Title | Critique for What? PDF eBook |
Author | Joel Pfister |
Publisher | Routledge |
Pages | 353 |
Release | 2016-01-08 |
Genre | Social Science |
ISBN | 1317261801 |
Students want to know: What does one do with critique? Fortunately, some of the most provocative self-critical intellectuals, from the postwar period to the postmodern present, have wrestled with this. Joel Pfister, in Critique for What?, criss-crosses the Atlantic to take stock of exciting British and US cultural studies, American studies, and Left studies that challenge the academic critique-for-critique's-sake and career's-sake business and ask: Critique for what and for whom? Historicizing for what and for whom? Politicizing for what and for whom? America for what and for whom?

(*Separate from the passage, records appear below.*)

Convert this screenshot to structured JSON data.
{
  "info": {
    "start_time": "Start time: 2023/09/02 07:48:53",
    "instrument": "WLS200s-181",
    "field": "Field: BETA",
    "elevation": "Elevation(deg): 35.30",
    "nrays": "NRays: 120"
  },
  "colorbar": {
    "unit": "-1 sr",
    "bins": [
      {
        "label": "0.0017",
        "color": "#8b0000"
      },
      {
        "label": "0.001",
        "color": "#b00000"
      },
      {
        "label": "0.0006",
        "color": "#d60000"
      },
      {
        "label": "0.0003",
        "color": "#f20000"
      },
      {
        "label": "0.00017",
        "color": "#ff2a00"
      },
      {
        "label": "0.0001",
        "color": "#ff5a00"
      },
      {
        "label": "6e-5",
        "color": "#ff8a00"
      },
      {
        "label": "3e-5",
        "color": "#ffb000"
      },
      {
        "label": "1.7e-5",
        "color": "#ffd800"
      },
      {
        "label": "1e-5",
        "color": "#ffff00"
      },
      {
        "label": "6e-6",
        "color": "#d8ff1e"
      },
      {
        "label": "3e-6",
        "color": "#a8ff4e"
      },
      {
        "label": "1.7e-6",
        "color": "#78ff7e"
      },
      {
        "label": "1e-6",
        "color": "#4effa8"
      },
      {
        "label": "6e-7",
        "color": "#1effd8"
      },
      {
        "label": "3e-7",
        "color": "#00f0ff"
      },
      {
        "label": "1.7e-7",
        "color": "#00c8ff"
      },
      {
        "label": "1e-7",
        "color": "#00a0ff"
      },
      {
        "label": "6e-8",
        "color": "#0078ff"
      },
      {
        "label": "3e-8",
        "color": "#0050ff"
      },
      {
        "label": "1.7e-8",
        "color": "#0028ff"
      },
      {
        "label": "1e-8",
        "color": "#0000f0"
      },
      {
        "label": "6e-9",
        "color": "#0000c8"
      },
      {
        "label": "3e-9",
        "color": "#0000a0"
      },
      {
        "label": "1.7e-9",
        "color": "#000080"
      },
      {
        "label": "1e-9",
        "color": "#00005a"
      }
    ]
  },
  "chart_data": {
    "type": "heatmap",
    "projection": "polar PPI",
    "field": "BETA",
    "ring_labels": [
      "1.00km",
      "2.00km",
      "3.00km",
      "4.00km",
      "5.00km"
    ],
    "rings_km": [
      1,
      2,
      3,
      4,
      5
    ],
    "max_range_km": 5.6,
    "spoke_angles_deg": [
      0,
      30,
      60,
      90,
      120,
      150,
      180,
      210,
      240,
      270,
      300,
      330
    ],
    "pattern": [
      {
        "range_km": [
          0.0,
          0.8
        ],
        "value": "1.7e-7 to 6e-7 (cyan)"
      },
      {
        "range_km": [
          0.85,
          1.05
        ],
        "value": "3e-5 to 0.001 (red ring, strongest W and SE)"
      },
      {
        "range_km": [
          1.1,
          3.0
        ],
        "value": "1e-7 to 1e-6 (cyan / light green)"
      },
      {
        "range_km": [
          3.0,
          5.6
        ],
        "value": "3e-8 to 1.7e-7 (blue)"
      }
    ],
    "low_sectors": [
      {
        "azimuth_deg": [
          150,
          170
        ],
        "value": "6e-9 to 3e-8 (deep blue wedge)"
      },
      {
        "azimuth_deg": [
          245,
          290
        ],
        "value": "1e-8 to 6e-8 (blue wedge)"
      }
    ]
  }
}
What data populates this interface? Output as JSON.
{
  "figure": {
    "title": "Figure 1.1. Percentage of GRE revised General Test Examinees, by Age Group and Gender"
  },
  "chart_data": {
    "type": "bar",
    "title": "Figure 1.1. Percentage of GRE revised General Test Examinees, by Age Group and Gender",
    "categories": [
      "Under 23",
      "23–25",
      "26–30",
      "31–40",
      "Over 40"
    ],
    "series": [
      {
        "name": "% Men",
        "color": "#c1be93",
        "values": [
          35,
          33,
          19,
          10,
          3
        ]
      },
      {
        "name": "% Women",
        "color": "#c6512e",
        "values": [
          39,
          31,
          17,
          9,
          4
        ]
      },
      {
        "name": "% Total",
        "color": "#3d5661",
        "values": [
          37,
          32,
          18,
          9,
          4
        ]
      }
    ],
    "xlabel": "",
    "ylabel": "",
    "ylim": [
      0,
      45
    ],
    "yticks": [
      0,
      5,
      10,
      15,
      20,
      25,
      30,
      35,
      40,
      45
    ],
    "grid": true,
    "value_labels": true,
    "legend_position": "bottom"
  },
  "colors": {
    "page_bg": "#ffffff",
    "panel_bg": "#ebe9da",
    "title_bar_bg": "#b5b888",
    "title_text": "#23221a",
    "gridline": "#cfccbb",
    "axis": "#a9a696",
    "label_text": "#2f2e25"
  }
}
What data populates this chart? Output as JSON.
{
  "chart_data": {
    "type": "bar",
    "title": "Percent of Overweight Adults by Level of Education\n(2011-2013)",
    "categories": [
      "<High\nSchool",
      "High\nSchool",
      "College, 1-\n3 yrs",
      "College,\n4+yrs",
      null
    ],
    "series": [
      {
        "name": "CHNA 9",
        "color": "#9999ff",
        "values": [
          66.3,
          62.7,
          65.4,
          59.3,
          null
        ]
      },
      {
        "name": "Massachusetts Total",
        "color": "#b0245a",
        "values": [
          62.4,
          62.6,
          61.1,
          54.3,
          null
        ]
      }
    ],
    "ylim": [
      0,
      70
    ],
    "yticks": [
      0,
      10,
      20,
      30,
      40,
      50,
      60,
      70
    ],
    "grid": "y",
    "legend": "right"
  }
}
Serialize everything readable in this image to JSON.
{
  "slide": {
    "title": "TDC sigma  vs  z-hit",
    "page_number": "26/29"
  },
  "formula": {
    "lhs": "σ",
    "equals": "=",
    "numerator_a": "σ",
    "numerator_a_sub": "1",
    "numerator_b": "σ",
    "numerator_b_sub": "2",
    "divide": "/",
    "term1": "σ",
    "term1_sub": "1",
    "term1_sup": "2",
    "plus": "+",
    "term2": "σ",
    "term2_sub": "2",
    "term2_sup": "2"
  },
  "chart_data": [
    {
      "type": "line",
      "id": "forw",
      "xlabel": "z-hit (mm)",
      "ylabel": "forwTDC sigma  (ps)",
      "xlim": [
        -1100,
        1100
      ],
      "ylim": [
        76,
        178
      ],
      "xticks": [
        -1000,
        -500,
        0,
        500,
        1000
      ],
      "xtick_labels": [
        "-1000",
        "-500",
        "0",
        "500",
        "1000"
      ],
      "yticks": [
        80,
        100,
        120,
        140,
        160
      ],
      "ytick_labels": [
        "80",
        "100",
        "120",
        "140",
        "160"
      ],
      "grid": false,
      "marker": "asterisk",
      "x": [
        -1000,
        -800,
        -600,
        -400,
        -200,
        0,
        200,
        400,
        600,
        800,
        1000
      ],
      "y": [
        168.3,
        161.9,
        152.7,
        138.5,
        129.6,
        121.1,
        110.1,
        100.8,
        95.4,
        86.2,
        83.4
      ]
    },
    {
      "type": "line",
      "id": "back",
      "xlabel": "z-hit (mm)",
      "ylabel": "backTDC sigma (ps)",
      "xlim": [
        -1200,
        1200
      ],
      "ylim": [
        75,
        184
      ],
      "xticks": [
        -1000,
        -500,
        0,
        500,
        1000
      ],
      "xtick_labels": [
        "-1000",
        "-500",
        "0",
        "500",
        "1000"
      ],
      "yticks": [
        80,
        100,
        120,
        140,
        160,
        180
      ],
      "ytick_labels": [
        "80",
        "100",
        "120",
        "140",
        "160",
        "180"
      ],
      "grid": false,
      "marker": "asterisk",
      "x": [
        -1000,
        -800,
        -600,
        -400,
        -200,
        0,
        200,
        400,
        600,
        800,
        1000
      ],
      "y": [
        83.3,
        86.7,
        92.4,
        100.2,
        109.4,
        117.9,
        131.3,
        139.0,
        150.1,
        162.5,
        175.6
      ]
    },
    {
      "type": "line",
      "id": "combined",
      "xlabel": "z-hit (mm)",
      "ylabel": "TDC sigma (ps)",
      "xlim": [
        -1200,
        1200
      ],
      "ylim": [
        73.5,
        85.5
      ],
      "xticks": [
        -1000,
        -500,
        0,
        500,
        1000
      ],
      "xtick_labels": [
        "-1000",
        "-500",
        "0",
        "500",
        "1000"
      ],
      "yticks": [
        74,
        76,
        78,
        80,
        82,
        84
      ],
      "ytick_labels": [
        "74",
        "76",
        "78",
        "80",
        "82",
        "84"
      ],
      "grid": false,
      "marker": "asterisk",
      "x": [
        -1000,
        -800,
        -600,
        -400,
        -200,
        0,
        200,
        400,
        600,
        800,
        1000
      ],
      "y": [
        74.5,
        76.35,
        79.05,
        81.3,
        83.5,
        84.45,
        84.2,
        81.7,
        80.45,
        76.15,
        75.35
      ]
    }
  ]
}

Here New Left revisionary socialists, members of the "unpartied Left," cultural studies theorists, American studies scholars, radical historians, progressive literary critics, and early proponents of transnational analysis interact in what amounts to a lively book-length strategy seminar. British political intellectuals, including Raymond Williams, E. P. Thompson, Stuart Hall, and Raphael Samuel, and Americans, including F. O. Matthiessen, Robert Lynd, C. Wright Mills, and Richard Ohmann, reconsider the critical project as social transformation studies, activism studies, organizing studies. Eager to prevent cultural studies from becoming cynicism studies, Critique for What? thinks creatively about the possibilities of using as well as developing critique in our new millennium.